The predominant rock type in these mountains is the Bucegi Conglomerate, a Cretaceous formation with lots of limestone clasts. The limestone pebbles, cobbles and boulders were eroded from Jurassic carbonates that outcrop in the western parts of the Bucegi. This is one of the thickest conglomerate accumulations I have seen and I know of; its thickness reaches 2000 meters in places. It was probably deposited as fan deltas along a rocky coast, with rivers that were directly depositing coarse-grained sediment onto a submarine slope. There is evidence for deposition by sediment gravity flows: many conglomerate layers show no obvious stratification (which one would expect in a river deposit) and normal  grading is common. Toward the top, there is one spectacular layer, likely deposited by a single flow, with limestone blocks tens of meters across. [These blocks are often called olistoliths.]
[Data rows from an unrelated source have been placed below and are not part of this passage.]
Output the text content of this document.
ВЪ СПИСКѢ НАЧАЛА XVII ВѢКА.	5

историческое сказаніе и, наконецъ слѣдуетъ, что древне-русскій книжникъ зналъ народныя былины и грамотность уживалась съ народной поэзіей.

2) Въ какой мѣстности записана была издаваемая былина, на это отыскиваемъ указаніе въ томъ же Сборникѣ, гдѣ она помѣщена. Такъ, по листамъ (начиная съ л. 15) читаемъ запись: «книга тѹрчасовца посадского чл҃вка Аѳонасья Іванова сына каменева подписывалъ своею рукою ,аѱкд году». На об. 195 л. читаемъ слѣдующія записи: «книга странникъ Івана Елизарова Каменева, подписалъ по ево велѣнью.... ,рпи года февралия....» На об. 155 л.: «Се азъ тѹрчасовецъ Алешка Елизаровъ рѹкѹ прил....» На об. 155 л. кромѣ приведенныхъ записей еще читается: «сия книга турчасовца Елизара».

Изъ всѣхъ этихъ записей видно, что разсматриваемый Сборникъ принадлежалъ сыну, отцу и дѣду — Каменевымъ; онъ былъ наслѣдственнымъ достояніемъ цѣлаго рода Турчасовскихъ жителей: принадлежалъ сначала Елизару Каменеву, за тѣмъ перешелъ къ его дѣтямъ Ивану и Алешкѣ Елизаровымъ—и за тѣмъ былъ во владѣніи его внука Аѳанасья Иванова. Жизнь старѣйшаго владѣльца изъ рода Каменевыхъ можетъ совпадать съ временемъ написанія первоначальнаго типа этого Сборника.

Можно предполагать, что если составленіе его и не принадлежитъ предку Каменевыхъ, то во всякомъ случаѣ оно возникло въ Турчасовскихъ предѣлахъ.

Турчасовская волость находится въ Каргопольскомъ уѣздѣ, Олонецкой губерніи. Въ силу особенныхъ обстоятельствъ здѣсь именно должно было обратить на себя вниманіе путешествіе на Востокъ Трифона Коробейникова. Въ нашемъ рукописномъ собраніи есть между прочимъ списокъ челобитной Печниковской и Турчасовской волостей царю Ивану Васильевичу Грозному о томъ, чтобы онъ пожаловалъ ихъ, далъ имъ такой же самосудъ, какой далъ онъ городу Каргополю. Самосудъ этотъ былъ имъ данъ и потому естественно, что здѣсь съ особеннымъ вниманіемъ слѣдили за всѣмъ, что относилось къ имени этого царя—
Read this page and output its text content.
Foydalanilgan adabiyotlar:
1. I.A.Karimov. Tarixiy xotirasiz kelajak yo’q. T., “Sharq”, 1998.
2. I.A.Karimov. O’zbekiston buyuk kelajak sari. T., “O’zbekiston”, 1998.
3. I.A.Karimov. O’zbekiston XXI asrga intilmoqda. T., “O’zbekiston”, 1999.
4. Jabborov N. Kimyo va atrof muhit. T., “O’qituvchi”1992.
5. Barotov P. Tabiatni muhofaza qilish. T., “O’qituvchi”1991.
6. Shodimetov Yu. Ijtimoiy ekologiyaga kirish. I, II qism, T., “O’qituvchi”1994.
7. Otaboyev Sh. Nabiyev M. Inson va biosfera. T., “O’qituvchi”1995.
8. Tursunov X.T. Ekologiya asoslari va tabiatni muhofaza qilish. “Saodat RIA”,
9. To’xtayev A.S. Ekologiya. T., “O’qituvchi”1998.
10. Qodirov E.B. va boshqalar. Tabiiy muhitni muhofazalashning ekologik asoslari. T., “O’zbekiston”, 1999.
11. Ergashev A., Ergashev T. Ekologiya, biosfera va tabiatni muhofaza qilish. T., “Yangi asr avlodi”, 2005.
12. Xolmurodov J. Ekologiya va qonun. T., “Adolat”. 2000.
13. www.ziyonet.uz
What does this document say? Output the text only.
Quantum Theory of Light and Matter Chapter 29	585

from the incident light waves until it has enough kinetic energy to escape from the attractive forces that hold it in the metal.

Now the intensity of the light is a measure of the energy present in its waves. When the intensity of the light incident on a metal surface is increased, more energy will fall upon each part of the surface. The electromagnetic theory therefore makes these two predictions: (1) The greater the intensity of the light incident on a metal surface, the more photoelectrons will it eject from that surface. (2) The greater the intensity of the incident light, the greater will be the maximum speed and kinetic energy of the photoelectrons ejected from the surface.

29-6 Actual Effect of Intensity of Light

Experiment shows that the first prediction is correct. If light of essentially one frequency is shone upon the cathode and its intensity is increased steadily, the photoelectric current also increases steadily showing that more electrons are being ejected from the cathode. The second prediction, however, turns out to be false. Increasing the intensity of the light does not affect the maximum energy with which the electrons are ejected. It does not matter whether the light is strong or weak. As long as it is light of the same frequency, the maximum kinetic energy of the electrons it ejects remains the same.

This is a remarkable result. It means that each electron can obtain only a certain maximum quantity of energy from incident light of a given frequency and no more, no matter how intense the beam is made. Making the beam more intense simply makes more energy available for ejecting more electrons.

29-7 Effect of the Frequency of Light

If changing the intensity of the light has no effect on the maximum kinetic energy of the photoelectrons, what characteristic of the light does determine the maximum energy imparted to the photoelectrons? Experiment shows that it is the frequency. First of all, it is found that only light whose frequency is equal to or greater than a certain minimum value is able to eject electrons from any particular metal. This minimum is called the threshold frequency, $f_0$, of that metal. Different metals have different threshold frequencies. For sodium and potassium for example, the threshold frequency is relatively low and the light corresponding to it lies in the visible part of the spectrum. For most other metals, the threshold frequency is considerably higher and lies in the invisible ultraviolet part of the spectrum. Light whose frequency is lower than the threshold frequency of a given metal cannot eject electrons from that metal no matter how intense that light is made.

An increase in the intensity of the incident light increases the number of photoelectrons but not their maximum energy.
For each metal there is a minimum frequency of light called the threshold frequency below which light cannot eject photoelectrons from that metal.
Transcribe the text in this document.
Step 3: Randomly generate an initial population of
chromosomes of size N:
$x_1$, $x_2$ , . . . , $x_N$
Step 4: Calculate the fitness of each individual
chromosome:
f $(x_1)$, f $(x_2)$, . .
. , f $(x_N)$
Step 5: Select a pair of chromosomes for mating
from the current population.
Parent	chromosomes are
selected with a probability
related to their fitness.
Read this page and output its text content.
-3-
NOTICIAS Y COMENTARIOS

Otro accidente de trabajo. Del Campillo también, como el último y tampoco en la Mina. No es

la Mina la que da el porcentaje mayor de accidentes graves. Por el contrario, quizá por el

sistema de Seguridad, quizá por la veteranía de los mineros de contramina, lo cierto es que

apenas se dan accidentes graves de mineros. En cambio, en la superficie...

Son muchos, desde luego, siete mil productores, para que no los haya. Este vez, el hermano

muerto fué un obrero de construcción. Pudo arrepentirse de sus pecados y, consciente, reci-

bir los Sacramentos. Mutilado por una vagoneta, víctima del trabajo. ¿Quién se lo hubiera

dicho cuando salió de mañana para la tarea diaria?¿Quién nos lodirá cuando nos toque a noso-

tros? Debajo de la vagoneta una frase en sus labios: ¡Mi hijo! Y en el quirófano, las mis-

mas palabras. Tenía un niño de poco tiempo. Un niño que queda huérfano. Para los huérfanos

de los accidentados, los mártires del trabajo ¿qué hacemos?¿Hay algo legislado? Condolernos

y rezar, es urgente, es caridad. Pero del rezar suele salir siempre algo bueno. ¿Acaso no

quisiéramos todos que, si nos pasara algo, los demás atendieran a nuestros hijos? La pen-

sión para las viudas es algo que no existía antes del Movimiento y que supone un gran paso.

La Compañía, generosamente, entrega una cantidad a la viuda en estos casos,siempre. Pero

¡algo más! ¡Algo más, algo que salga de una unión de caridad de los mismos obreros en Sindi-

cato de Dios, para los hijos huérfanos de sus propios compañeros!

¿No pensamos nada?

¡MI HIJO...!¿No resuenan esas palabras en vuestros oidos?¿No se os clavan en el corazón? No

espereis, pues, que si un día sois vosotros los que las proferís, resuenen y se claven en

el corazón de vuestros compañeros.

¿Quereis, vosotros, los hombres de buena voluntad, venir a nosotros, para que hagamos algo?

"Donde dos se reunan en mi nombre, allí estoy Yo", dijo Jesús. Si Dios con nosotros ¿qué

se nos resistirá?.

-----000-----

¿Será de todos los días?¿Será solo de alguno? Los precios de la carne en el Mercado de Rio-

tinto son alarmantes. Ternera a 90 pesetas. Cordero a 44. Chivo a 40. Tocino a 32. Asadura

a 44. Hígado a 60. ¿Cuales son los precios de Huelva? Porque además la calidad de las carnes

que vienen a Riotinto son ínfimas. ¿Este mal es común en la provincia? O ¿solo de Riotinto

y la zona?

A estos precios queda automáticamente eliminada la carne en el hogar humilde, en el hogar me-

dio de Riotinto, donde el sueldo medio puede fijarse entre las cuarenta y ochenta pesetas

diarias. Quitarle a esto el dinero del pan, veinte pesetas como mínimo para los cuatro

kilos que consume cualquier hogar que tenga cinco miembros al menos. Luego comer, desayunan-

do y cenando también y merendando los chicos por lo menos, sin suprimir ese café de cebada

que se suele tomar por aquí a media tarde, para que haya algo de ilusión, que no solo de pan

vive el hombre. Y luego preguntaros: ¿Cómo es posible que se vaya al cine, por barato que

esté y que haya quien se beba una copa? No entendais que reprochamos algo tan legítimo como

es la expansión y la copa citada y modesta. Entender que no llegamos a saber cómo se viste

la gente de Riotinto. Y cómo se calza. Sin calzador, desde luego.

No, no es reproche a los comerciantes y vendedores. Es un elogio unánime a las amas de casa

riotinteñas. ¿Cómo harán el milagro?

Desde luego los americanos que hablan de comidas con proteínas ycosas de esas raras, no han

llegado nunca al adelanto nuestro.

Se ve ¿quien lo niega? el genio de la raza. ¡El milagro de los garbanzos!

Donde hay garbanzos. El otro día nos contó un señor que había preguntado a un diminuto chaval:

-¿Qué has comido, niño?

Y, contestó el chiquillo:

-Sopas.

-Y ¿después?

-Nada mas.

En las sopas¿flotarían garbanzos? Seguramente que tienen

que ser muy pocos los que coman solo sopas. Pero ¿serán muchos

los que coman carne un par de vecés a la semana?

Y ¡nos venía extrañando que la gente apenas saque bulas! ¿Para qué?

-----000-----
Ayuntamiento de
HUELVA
Typical Bucegi Conglomerate (photo taken in 1995)

Originally these rocks were described as 'molasse' (one of those terms that probably were invented only to hide our ignorance about the relationships between mountain building and sedimentation), likely reflecting deposition in shallow marine environments. In the late seventies, when the idea that thick piles of coarse sediment could be of deep-marine origin was still big news in geology, the Bucegi Conglomerate actually made it onto the pages of Nature.


View Bucegi Hike in a larger map

In any case, our hike in June was long and strenuous (see the map above), but the weather was outstanding and we had the whole mountain to ourselves: apart from the meteorologists at the Omu Peak, we haven't seen a human being while hiking.

Here are a few more photographs (see the rest at Smugmug):

There is still plenty of snow in the 'Valea Alba' ('white valley') in June

The artist previously known as erosion

That's all conglomerate

When you clearly need a log-scale for grain size (note the two limestone 'grains' and the normal grading above the lower one)

This picture gives an idea how big the limestone blocks in the previous photo are: note the two guys in the front for scale

2 comments:

John said...

Great photos, great geology, but that guy in the first pic needs help with his field attire.

zs said...

Ha-ha, I think you are right. He has improved a bit since that photo was taken.